On comprend pourquoi Merkel est contre, et avec elle une part écrasante des élites allemandes et du peuple allemand : ils craignent tous de devenir la vache à lait éternelle de ce qu’ils perçoivent comme le laxisme dépensier traditionnel des pays du sud de l’Europe.
Mais évidemment, comme un tel système rendrait l’euro sérieusement difficile à casser, les pro-euro sont pour, surtout, surtout s’ils ne sont pas Allemands.

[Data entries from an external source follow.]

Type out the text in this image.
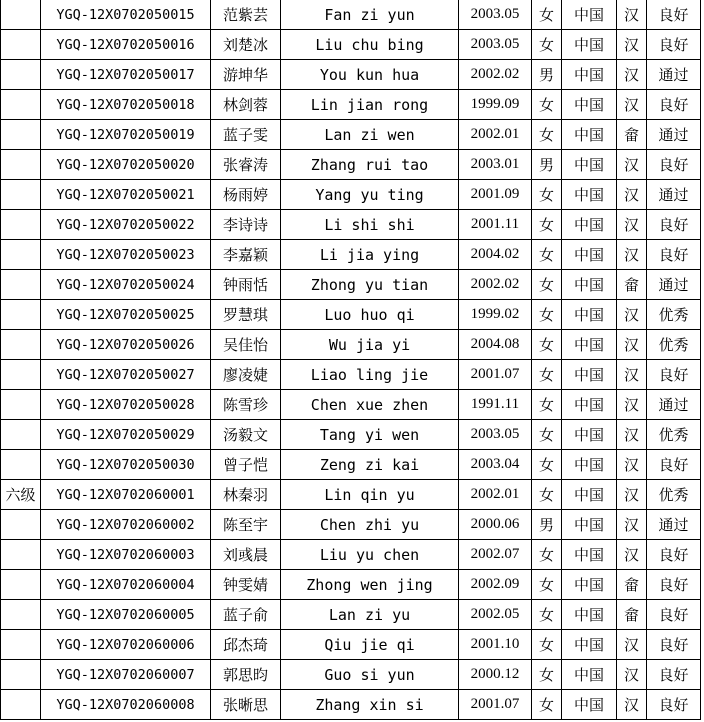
	YGQ-12X0702050015	范紫芸	Fan zi yun	2003.05	女	中国	汉	良好
	YGQ-12X0702050016	刘楚冰	Liu chu bing	2003.05	女	中国	汉	良好
	YGQ-12X0702050017	游坤华	You kun hua	2002.02	男	中国	汉	通过
	YGQ-12X0702050018	林剑蓉	Lin jian rong	1999.09	女	中国	汉	良好
	YGQ-12X0702050019	蓝子雯	Lan zi wen	2002.01	女	中国	畲	通过
	YGQ-12X0702050020	张睿涛	Zhang rui tao	2003.01	男	中国	汉	良好
	YGQ-12X0702050021	杨雨婷	Yang yu ting	2001.09	女	中国	汉	通过
	YGQ-12X0702050022	李诗诗	Li shi shi	2001.11	女	中国	汉	良好
	YGQ-12X0702050023	李嘉颖	Li jia ying	2004.02	女	中国	汉	良好
	YGQ-12X0702050024	钟雨恬	Zhong yu tian	2002.02	女	中国	畲	通过
	YGQ-12X0702050025	罗慧琪	Luo huo qi	1999.02	女	中国	汉	优秀
	YGQ-12X0702050026	吴佳怡	Wu jia yi	2004.08	女	中国	汉	优秀
	YGQ-12X0702050027	廖凌婕	Liao ling jie	2001.07	女	中国	汉	良好
	YGQ-12X0702050028	陈雪珍	Chen xue zhen	1991.11	女	中国	汉	通过
	YGQ-12X0702050029	汤毅文	Tang yi wen	2003.05	女	中国	汉	优秀
	YGQ-12X0702050030	曾子恺	Zeng zi kai	2003.04	女	中国	汉	良好
六级	YGQ-12X0702060001	林秦羽	Lin qin yu	2002.01	女	中国	汉	优秀
	YGQ-12X0702060002	陈至宇	Chen zhi yu	2000.06	男	中国	汉	通过
	YGQ-12X0702060003	刘彧晨	Liu yu chen	2002.07	女	中国	汉	良好
	YGQ-12X0702060004	钟雯婧	Zhong wen jing	2002.09	女	中国	畲	良好
	YGQ-12X0702060005	蓝子俞	Lan zi yu	2002.05	女	中国	畲	良好
	YGQ-12X0702060006	邱杰琦	Qiu jie qi	2001.10	女	中国	汉	良好
	YGQ-12X0702060007	郭思昀	Guo si yun	2000.12	女	中国	汉	良好
	YGQ-12X0702060008	张晰思	Zhang xin si	2001.07	女	中国	汉	良好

Tout cela est très logique.
On comprend donc la jubilation discrète, dans le camp pro-euro, de cette perspective, ouverte par l’hécatombe de morts du coronavirus : Oui, le coronabond « brise le tabou » de la dette jointe, donc c’est merveilleux, l’euro va survivre.

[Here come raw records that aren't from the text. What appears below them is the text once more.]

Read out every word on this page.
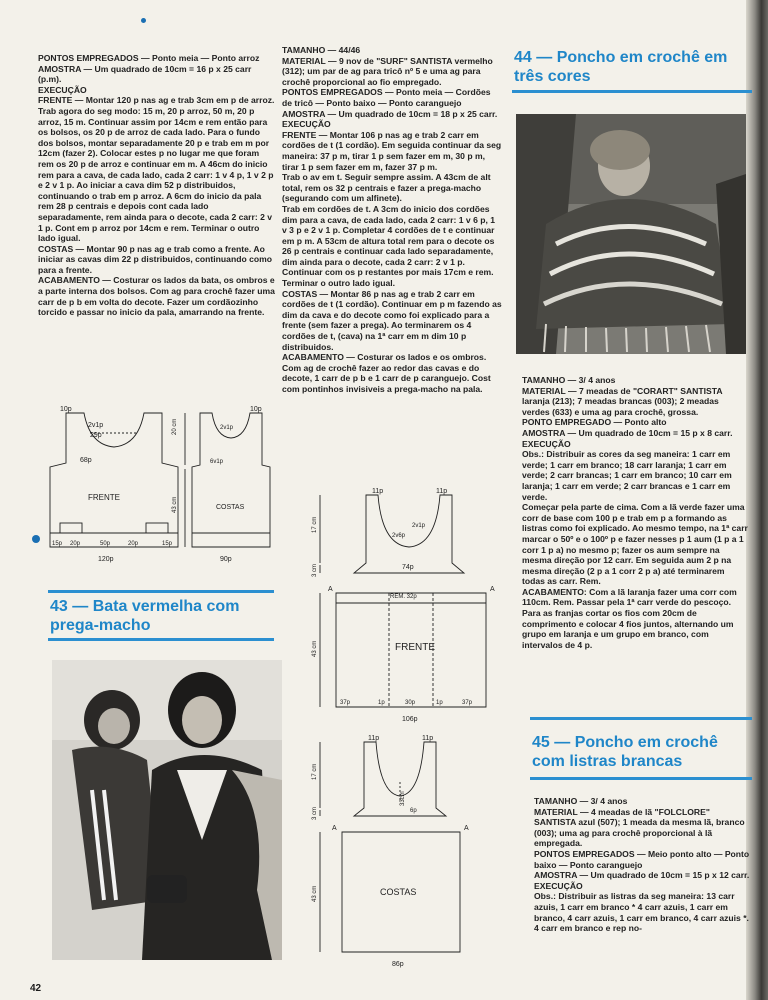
PONTOS EMPREGADOS — Ponto meia — Ponto arroz

AMOSTRA — Um quadrado de 10cm = 16 p x 25 carr (p.m).

EXECUÇÃO

FRENTE — Montar 120 p nas ag e trab 3cm em p de arroz. Trab agora do seg modo: 15 m, 20 p arroz, 50 m, 20 p arroz, 15 m. Continuar assim por 14cm e rem então para os bolsos, os 20 p de arroz de cada lado. Para o fundo dos bolsos, montar separadamente 20 p e trab em m por 12cm (fazer 2). Colocar estes p no lugar me que foram rem os 20 p de arroz e continuar em m. A 46cm do inicio rem para a cava, de cada lado, cada 2 carr: 1 v 4 p, 1 v 2 p e 2 v 1 p. Ao iniciar a cava dim 52 p distribuidos, continuando o trab em p arroz. A 6cm do inicio da pala rem 28 p centrais e depois cont cada lado separadamente, rem ainda para o decote, cada 2 carr: 2 v 1 p. Cont em p arroz por 14cm e rem. Terminar o outro lado igual.

COSTAS — Montar 90 p nas ag e trab como a frente. Ao iniciar as cavas dim 22 p distribuidos, continuando como para a frente.

ACABAMENTO — Costurar os lados da bata, os ombros e a parte interna dos bolsos. Com ag para crochê fazer uma carr de p b em volta do decote. Fazer um cordãozinho torcido e passar no inicio da pala, amarrando na frente.

10p
2v1p
29p
68p
FRENTE
15p 20p	50p	20p	15p
120p
20 cm
43 cm
10p
2v1p
6v1p
COSTAS
90p
43 — Bata vermelha com prega-macho

TAMANHO — 44/46

MATERIAL — 9 nov de "SURF" SANTISTA vermelho (312); um par de ag para tricô nº 5 e uma ag para crochê proporcional ao fio empregado.

PONTOS EMPREGADOS — Ponto meia — Cordões de tricô — Ponto baixo — Ponto caranguejo

AMOSTRA — Um quadrado de 10cm = 18 p x 25 carr.

EXECUÇÃO

FRENTE — Montar 106 p nas ag e trab 2 carr em cordões de t (1 cordão). Em seguida continuar da seg maneira: 37 p m, tirar 1 p sem fazer em m, 30 p m, tirar 1 p sem fazer em m, fazer 37 p m.

Trab o av em t. Seguir sempre assim. A 43cm de alt total, rem os 32 p centrais e fazer a prega-macho (segurando com um alfinete).

Trab em cordões de t. A 3cm do inicio dos cordões dim para a cava, de cada lado, cada 2 carr: 1 v 6 p, 1 v 3 p e 2 v 1 p. Completar 4 cordões de t e continuar em p m. A 53cm de altura total rem para o decote os 26 p centrais e continuar cada lado separadamente, dim ainda para o decote, cada 2 carr: 2 v 1 p. Continuar com os p restantes por mais 17cm e rem. Terminar o outro lado igual.

COSTAS — Montar 86 p nas ag e trab 2 carr em cordões de t (1 cordão). Continuar em p m fazendo as dim da cava e do decote como foi explicado para a frente (sem fazer a prega). Ao terminarem os 4 cordões de t, (cava) na 1ª carr em m dim 10 p distribuidos.

ACABAMENTO — Costurar os lados e os ombros. Com ag de crochê fazer ao redor das cavas e do decote, 1 carr de p b e 1 carr de p caranguejo. Cost com pontinhos invisiveis a prega-macho na pala.

11p	11p
2v1p
2v6p
74p
17 cm
3 cm
A	A
REM. 32p
FRENTE
43 cm
37p	1p	30p	1p	37p
106p
11p	11p
17 cm
3 cm
33cm
6p
A	A
COSTAS
43 cm
86p
44 — Poncho em crochê em três cores

TAMANHO — 3/ 4 anos

MATERIAL — 7 meadas de "CORART" SANTISTA laranja (213); 7 meadas brancas (003); 2 meadas verdes (633) e uma ag para crochê, grossa.

PONTO EMPREGADO — Ponto alto

AMOSTRA — Um quadrado de 10cm = 15 p x 8 carr.

EXECUÇÃO

Obs.: Distribuir as cores da seg maneira: 1 carr em verde; 1 carr em branco; 18 carr laranja; 1 carr em verde; 2 carr brancas; 1 carr em branco; 10 carr em laranja; 1 carr em verde; 2 carr brancas e 1 carr em verde.

Começar pela parte de cima. Com a lã verde fazer uma corr de base com 100 p e trab em p a formando as listras como foi explicado. Ao mesmo tempo, na 1ª carr marcar o 50º e o 100º p e fazer nesses p 1 aum (1 p a 1 corr 1 p a) no mesmo p; fazer os aum sempre na mesma direção por 12 carr. Em seguida aum 2 p na mesma direção (2 p a 1 corr 2 p a) até terminarem todas as carr. Rem.

ACABAMENTO: Com a lã laranja fazer uma corr com 110cm. Rem. Passar pela 1ª carr verde do pescoço. Para as franjas cortar os fios com 20cm de comprimento e colocar 4 fios juntos, alternando um grupo em laranja e um grupo em branco, com intervalos de 4 p.

45 — Poncho em crochê com listras brancas

TAMANHO — 3/ 4 anos

MATERIAL — 4 meadas de lã "FOLCLORE" SANTISTA azul (507); 1 meada da mesma lã, branco (003); uma ag para crochê proporcional à lã empregada.

PONTOS EMPREGADOS — Meio ponto alto — Ponto baixo — Ponto caranguejo

AMOSTRA — Um quadrado de 10cm = 15 p x 12 carr.

EXECUÇÃO

Obs.: Distribuir as listras da seg maneira: 13 carr azuis, 1 carr em branco * 4 carr azuis, 1 carr em branco, 4 carr azuis, 1 carr em branco, 4 carr azuis *. 4 carr em branco e rep no-

42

BFMTV s’est aussitôt fait l’écho de ce point de vue eurobéat en présentant le projet de coronabond comme la « mutualisation des dettes » et le « tabou qui s’effondre » :
Je renvoie le lecteur à cet article : https://bfmbusiness.bfmtv.com/monde/la-mutualisation-des-dettes-en-zone-euro-un-tabou-sur-le-point-de-s-effondrer-1877427.html .
Sauf que ce n’est pas du tout le cas.
Le journaliste européiste de BFMTV semble croire – ou fait semblant de croire – que ce projet de coronabond correspond précisément à ce que Merkel avait rejeté « elle vivante ». Il pense peut-être que ses lecteurs et auditeurs n’iront pas y regarder de trop près ?
Mais nous, jetons-y un œil moins naïf.
Comme l’explique, de façon inutilement nébuleuse, l’avant-avant-dernier paragraphe de l’article de BFMTV, le coronabond serait en réalité émis par la Banque européenne d’investissement (BEI), avec la garantie du Mécanisme européen de stabilité (MES).
Ce n’est donc pas du tout la même chose qu’une co-émission d’obligations, impliquant le gouvernement allemand en tant que débiteur solidaire (auquel le créancier peut présenter l’entièreté de la facture, et non pas seulement une fraction prédéterminée de celle-ci).
Les « eurobonds » ou les « coronabonds » auxquels rêvent les eurolâtres non-allemands ne sont pas du tout une émission de la BEI garantie par le MES. Il n’y a donc aucun tabou de brisé, et BFM fait simplement de la propagande européiste en tablant sur le fait que ces choses sont trop compliquées et que le lecteur ne va pas creuser.
À quoi on pourrait ajouter que les encours émis de ce coronabond seraient forcément limités. Mais ce qui compte est le principe : virus ou pas virus, il n’y a toujours pas à l’horizon le moindre projet d’émission jointe des gouvernements de la zone, sauf à jouer sur les mots.
C’est finalement cela qui importe : jouer sur les mots afin de ne pas voir que l’Union européenne est en train de mourir – dans son principe comme dans ses réalisations concrètes -, tel est le dernier soin palliatif des européistes acharnés en ces temps troublés d’épidémie meurtrière.
Gageons qu’il va être encore (un peu) question du coronabond dans les jours à venir. Avant que l’on n’en parle sans doute plus du tout.